« Faute — Lien de causalité — Préjudice », c’est le « rosa — rosae — rosam » des étudiants civilistes de première année. La règle est ancestrale et on la croyait sue de ceux qui font nos lois. Pourtant un projet d’ordonnance du ministère du travail, envisage sans désamparer de mettre en place un référentiel indicatif relatif à l’indemnisation des licenciements abusifs.
La mesure nous dit-on permettra de donner « sécurité et visibilité sur les contentieux potentiels » (sic !). L’idée n’est pas nouvelle, elle avait d’ores et déjà été introduite lors de la préparation de la loi n° 2015-990 du 6 août 2015, dite loi Macron et avait soulevée nombre de critiques de la part des juristes. Las, après être sortie par la petite porte, l’idée fait dorénavant une entrée en fanfare dans ce projet de cinq ordonnances sur “le renforcement du dialogue social”. Sans s’attarder sur le raisonnement inquiétant de nos gouvernants qui considérent que museler les juges renforce le dialogue social (!) , on peut déjà constater que cette barémisation trouverait à s’appliquer aux licenciement sans cause réelle ni sérieuse et donc… aux licenciements abusifs, l’abus étant en l’occurrence constitutif d’une faute à l’origine d’un préjudice subi par le salarié.

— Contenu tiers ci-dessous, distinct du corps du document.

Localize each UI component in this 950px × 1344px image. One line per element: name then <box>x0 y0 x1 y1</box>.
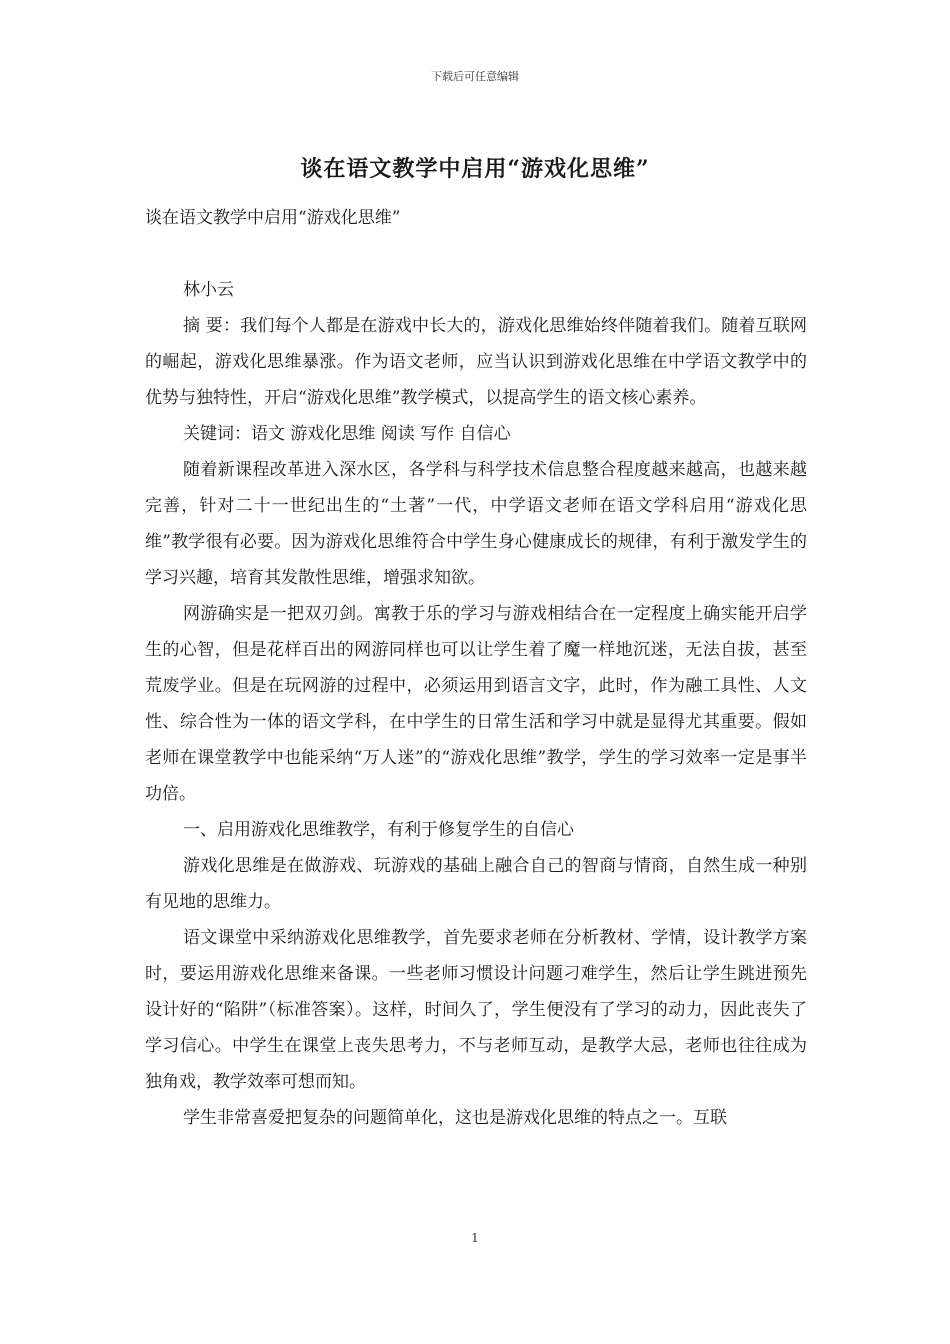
document-title: 谈在语文教学中启用“游戏化思维” <box>300 156 650 182</box>
paragraph: 学生非常喜爱把复杂的问题简单化，这也是游戏化思维的特点之一。互联 <box>183 1108 727 1128</box>
author: 林小云 <box>183 280 234 300</box>
page-number: 1 <box>471 1231 479 1245</box>
paragraph: 游戏化思维是在做游戏、玩游戏的基础上融合自己的智商与情商，自然生成一种别有见地的思维力。 <box>145 856 807 912</box>
abstract: 摘 要：我们每个人都是在游戏中长大的，游戏化思维始终伴随着我们。随着互联网的崛起，游戏化思维暴涨。作为语文老师，应当认识到游戏化思维在中学语文教学中的优势与独特性，开启“游戏化思维”教学模式，以提高学生的语文核心素养。 <box>145 316 807 408</box>
paragraph: 随着新课程改革进入深水区，各学科与科学技术信息整合程度越来越高，也越来越完善，针对二十一世纪出生的“土著”一代，中学语文老师在语文学科启用“游戏化思维”教学很有必要。因为游戏化思维符合中学生身心健康成长的规律，有利于激发学生的学习兴趣，培育其发散性思维，增强求知欲。 <box>145 460 807 588</box>
paragraph: 网游确实是一把双刃剑。寓教于乐的学习与游戏相结合在一定程度上确实能开启学生的心智，但是花样百出的网游同样也可以让学生着了魔一样地沉迷，无法自拔，甚至荒废学业。但是在玩网游的过程中，必须运用到语言文字，此时，作为融工具性、人文性、综合性为一体的语文学科，在中学生的日常生活和学习中就是显得尤其重要。假如老师在课堂教学中也能采纳“万人迷”的“游戏化思维”教学，学生的学习效率一定是事半功倍。 <box>145 604 807 804</box>
section-heading: 一、启用游戏化思维教学，有利于修复学生的自信心 <box>183 820 574 840</box>
paragraph: 语文课堂中采纳游戏化思维教学，首先要求老师在分析教材、学情，设计教学方案时，要运用游戏化思维来备课。一些老师习惯设计问题刁难学生，然后让学生跳进预先设计好的“陷阱”（标准答案）。这样，时间久了，学生便没有了学习的动力，因此丧失了学习信心。中学生在课堂上丧失思考力，不与老师互动，是教学大忌，老师也往往成为独角戏，教学效率可想而知。 <box>145 928 807 1092</box>
document-body <box>145 200 807 1136</box>
header-note: 下载后可任意编辑 <box>431 70 519 83</box>
subtitle: 谈在语文教学中启用“游戏化思维” <box>145 208 401 228</box>
keywords: 关键词：语文 游戏化思维 阅读 写作 自信心 <box>183 424 511 444</box>
blank-line <box>145 236 807 272</box>
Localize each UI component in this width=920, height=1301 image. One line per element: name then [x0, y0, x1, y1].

Fi donc du principe de la réparation intégrale, pierre angulaire de notre système de droit. Aux orties, le mécanisme de la responsabilité pour faute. Plutôt que de limiter l’existence d’une faute — car, dans les faits, c’est bien de cela dont il s’agit, le courage en moins de le reconnaître — on en limite l’indemnisation ! Ce projet d’ordonnance prévoit, ni plus ni moins, dans l’intérêt du fautif, la limitation de l’indemnisation du préjudice subi par la personne lésée. Il est difficile, enfin, de ne pas constater pour regretter —une fois encore — cette défiance manifeste qu’inspirent nos juges à nos gouvernants et les illogismes qu’elle provoque.
Je vous prédis l’favenir : la tentative de barémisation des préjudices corporels dans l’intérêt supérieur des régleurs soumis à des techniques assurantielles de prévisibilité du risque, solution qui permettra au surplus de ne plus recourir à l’office des juges, ces dangereux idéalistes qui pourraient bien être tentés de faire application de vieux principes tels que replacer la victime aussi exactement que possible dans la situation où elle se serait trouvée si l’acte dommageable n’avait pas eu lieu et ce sans aucun égard pour les états d’âme du fautif ou de son régleur… Et si cela devait survenir, souhaitons que la CEDH sache faire barrage à de telles chimères.
On aimerait parfois que ceux qui cassent le thermomètre pour faire descendre la température reviennent de temps à autres poser une fesse sur les bancs de la faculté de droit.